Instaurada por meio de uma revolução contra a corte portuguesa, a república pernambucana sabia que precisava agir rápido para conquistar legitimidade e aliados externos. No dia 14 de junho de 1817, três meses após a deflagração do movimento rebelde – que alcançou repercussão também na Paraíba, Rio Grande do Norte e Ceará – um representante do governo provisório desembarcou em Boston, nos Estados Unidos. Seu nome era Antônio Gonçalves da Cruz (?-1833). Também conhecido como Cabugá.
A missão foi anunciada previamente por outro agente dos rebeldes, o comerciante inglês Charles Bowen, que havia deixado o Recife no calor dos acontecimentos e encarregou-se de divulgar a vinda do emissário e os objetivos da revolução em várias gazetas estadunidenses, entre elas o Norfolle Herald Office, de Boston.

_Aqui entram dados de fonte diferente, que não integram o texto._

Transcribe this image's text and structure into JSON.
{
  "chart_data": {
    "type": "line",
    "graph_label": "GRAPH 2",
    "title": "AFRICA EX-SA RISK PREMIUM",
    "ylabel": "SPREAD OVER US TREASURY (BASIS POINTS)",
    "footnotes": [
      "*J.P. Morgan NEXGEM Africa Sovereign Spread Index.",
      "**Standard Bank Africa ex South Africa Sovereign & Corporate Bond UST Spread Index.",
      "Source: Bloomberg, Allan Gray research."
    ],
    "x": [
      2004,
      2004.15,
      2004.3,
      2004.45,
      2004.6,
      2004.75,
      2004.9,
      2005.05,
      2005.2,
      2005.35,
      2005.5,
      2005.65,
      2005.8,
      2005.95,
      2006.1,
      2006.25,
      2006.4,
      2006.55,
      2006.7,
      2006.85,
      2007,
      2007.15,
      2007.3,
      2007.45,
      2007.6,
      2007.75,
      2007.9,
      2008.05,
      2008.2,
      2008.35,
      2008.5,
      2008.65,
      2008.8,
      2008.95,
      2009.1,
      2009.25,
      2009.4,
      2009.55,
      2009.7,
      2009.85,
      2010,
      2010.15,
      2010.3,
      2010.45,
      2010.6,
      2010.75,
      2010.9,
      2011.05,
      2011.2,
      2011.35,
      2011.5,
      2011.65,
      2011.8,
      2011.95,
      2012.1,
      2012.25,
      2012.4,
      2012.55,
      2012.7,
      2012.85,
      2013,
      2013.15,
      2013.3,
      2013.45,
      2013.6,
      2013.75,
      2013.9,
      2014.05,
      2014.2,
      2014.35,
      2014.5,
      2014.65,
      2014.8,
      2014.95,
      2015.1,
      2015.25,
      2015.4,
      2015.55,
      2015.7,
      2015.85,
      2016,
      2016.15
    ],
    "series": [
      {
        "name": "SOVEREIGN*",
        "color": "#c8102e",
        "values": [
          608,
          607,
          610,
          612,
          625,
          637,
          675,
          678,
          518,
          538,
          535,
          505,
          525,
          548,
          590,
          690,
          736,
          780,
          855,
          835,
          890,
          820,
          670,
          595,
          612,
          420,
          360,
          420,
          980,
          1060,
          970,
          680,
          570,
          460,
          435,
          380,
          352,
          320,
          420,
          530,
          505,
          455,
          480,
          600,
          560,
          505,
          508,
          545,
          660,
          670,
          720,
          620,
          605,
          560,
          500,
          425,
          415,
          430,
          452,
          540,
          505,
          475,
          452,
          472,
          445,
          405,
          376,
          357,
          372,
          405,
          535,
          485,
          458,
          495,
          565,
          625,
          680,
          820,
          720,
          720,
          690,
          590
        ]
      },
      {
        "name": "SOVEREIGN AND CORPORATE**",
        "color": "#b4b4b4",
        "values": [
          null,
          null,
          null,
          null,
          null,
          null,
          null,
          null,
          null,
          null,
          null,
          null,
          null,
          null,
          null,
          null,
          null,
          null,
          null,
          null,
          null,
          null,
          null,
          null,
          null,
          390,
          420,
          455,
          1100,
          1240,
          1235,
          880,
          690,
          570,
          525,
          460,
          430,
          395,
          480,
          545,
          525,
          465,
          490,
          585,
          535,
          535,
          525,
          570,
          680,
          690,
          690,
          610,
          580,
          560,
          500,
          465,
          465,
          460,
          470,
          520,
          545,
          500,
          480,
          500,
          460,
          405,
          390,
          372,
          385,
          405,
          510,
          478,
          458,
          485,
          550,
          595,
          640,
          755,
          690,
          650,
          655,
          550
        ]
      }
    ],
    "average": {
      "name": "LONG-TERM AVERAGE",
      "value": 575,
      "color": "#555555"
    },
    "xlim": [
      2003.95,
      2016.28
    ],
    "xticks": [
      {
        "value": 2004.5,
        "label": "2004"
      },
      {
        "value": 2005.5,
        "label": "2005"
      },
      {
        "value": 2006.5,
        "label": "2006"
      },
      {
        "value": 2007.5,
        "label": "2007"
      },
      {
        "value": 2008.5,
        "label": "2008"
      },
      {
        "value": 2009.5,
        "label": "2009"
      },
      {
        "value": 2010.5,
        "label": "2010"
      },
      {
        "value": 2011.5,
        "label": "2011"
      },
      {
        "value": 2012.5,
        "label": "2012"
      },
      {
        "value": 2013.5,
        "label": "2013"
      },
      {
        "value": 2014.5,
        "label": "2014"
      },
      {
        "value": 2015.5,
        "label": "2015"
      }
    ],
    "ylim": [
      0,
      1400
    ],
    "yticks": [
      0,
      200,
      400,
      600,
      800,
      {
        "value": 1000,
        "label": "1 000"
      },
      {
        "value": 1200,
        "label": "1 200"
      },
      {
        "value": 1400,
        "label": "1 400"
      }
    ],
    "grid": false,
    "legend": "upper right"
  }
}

Cabugá conhecera a Europa nos fins do século anterior. Ficou entusiasmado com as ideias das revoluções americana e francesa (deflagradas, respectivamente, em 1776 e 1789). Antes da Revolução Pernambucana, dirigiu o erário provincial, e em 27 de março foi nomeado pelo governo provisório seu embaixador em Washington.
Os revolucionários nutriam grande entusiasmo pela nação norte-americana, talvez devido à experiência política vivida pelos Estados Unidos durante o seu processo de independência, o que para os pernambucanos era ainda incipiente. Muitas ações dos rebeldes se espelharam em atos daquela população, como a defesa da forma republicana e do federalismo. Uma carta escrita pelo governo provisório – formado pelo padre João Ribeiro Pessoa de Melo Montenegro, José Martins, José Luís de Mendonça, Manuel Correa de Araújo e Domingos Teotônio Jorge Martins Pessoa – em 12 de março de 1817 ao presidente dos Estados Unidos da América do Norte, James Monroe, propunha assegurar-lhe importantes negócios e denunciava a “inépcia ou a maldade do governo da Casa de Bragança” contra a província, ressaltando que a revolução em andamento havia se espelhado no exemplo que aquele país dera ao mundo.
O Brasil fazia parte desde 1815 do Reino Unido de Portugal, Brasil e Algarves, sob D. João VI. Sobre os ombros de Cabugá caiu a missão de costurar alianças e acordos bilaterais com o governo estadunidense. Mesmo que os Estados Unidos dessem sinais de não reconhecer “publicamente a independência do povo de Pernambuco”, como menciona a carta da junta do governo provisório endereçada ao presidente norte-americano, o governo provisório recomendava que ele procurasse conseguir o apoio dos norte-americanos para o fornecimento de munições de guerra e alimentos, que estavam raros e caros. Como se vê, o governo pernambucano não era ingênuo a ponto de acreditar que os Estados Unidos reconheceriam de imediato a soberania da jovem república. Era voz corrente que aquele país dizia se manter neutro ante as questões separatistas vindas da América Latina. Afinal, precisava continuar atuando no sistema político e econômico atlântico e recuperar seus interesses prejudicados pelas guerras napoleônicas e contra a Inglaterra (1812-1814), e evitava hostilidades com a Espanha, com a qual tinha pendente uma série de questões de fronteira.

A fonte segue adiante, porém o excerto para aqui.